For the Italian Meringue
120 g sugar
42 g water
2 egg whites
For the Soufflé
240 g fruit purée
130 g Italian meringue
250 g heavy cream
Cut strips of parchment paper to wrap around the soufflé molds. They should reach from the bottom of the molds to the height the soufflé should attain.
Coat one side with melted butter and wrap around the molds.
Arrange molds on a sheet pan and place in the freezer until needed.
For the Italian Meringue
Mix 90 g of sugar , (reserve 10 g) with the water and cook to the soft-ball stage, 236°F-243°F (112°C-116°C).
While the sugar is cooking, whip the egg whites to soft peaks. Add the remaining 10 g (2 t) sugar and whip until firm and shiny.
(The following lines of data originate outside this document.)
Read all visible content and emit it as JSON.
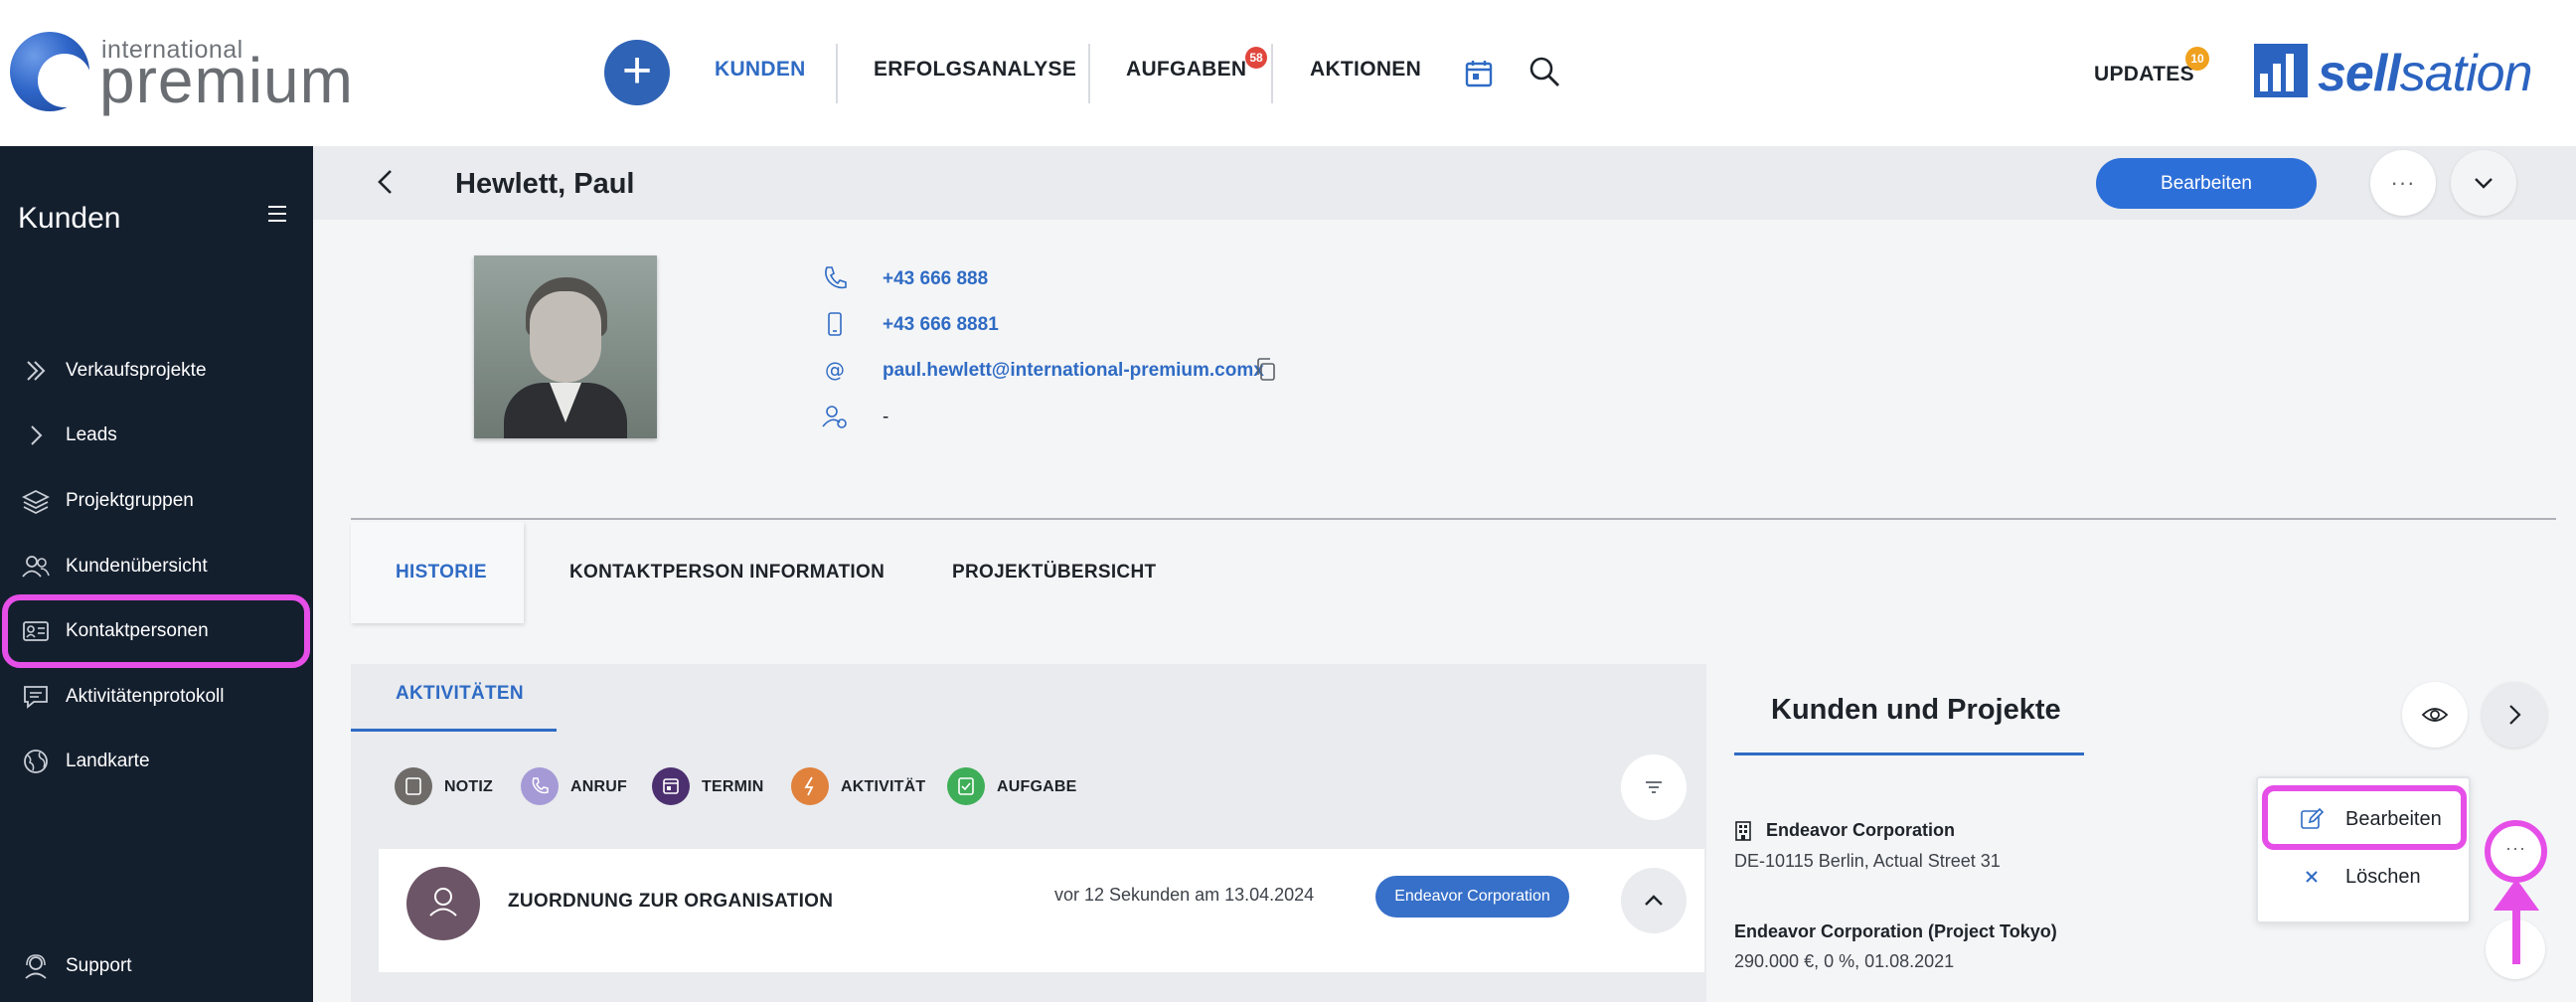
{
  "brand": {
    "left_logo_small": "international",
    "left_logo_big": "premium",
    "right_logo_bold": "sell",
    "right_logo_light": "sation"
  },
  "topnav": {
    "items": [
      {
        "label": "KUNDEN"
      },
      {
        "label": "ERFOLGSANALYSE"
      },
      {
        "label": "AUFGABEN",
        "badge": "58"
      },
      {
        "label": "AKTIONEN"
      }
    ],
    "updates_label": "UPDATES",
    "updates_badge": "10",
    "colors": {
      "accent": "#2f6bc4",
      "primary_button": "#2d6fd8",
      "badge_red": "#e0463c",
      "badge_orange": "#f0a11e"
    }
  },
  "sidebar": {
    "title": "Kunden",
    "items": [
      {
        "label": "Verkaufsprojekte",
        "icon": "double-chevron-icon"
      },
      {
        "label": "Leads",
        "icon": "chevron-right-icon"
      },
      {
        "label": "Projektgruppen",
        "icon": "layers-icon"
      },
      {
        "label": "Kundenübersicht",
        "icon": "users-icon"
      },
      {
        "label": "Kontaktpersonen",
        "icon": "contact-card-icon"
      },
      {
        "label": "Aktivitätenprotokoll",
        "icon": "chat-icon"
      },
      {
        "label": "Landkarte",
        "icon": "globe-icon"
      }
    ],
    "support_label": "Support",
    "highlight_color": "#e64ee8"
  },
  "header": {
    "name": "Hewlett, Paul",
    "edit_label": "Bearbeiten",
    "more_label": "···"
  },
  "contact": {
    "phone": "+43 666 888",
    "mobile": "+43 666 8881",
    "email": "paul.hewlett@international-premium.comx",
    "role": "-"
  },
  "tabs": [
    {
      "label": "HISTORIE",
      "active": true
    },
    {
      "label": "KONTAKTPERSON INFORMATION",
      "active": false
    },
    {
      "label": "PROJEKTÜBERSICHT",
      "active": false
    }
  ],
  "activities": {
    "tab_label": "AKTIVITÄTEN",
    "legend": [
      {
        "label": "NOTIZ",
        "color": "#6e6b68"
      },
      {
        "label": "ANRUF",
        "color": "#a59ad6"
      },
      {
        "label": "TERMIN",
        "color": "#4c2f6f"
      },
      {
        "label": "AKTIVITÄT",
        "color": "#e0813c"
      },
      {
        "label": "AUFGABE",
        "color": "#3fae58"
      }
    ],
    "entry": {
      "title": "ZUORDNUNG ZUR ORGANISATION",
      "time": "vor 12 Sekunden am 13.04.2024",
      "org": "Endeavor Corporation"
    }
  },
  "kunden_projekte": {
    "title": "Kunden und Projekte",
    "org_name": "Endeavor Corporation",
    "org_address": "DE-10115 Berlin, Actual Street 31",
    "project_name": "Endeavor Corporation (Project Tokyo)",
    "project_details": "290.000 €, 0 %, 01.08.2021",
    "more_label": "···"
  },
  "context_menu": {
    "edit_label": "Bearbeiten",
    "delete_label": "Löschen"
  }
}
Add the cooked sugar to the whites in a slow, steady stream, beating constantly and making sure no sugar gets on the whisk or the sides of the bowl. After all of the sugar is added, continue beating until the meringue is stiff and cool.
For Assembling the Soufflés
Whip the cream over ice and keep refrigerated.
Combine half of the purée with the meringue until smooth and incorporated. Combine the other half with the whipped cream. Fold the mixtures together.
Fill the molds and smooth the surfaces with a spatula. Freeze for at least 6 hour.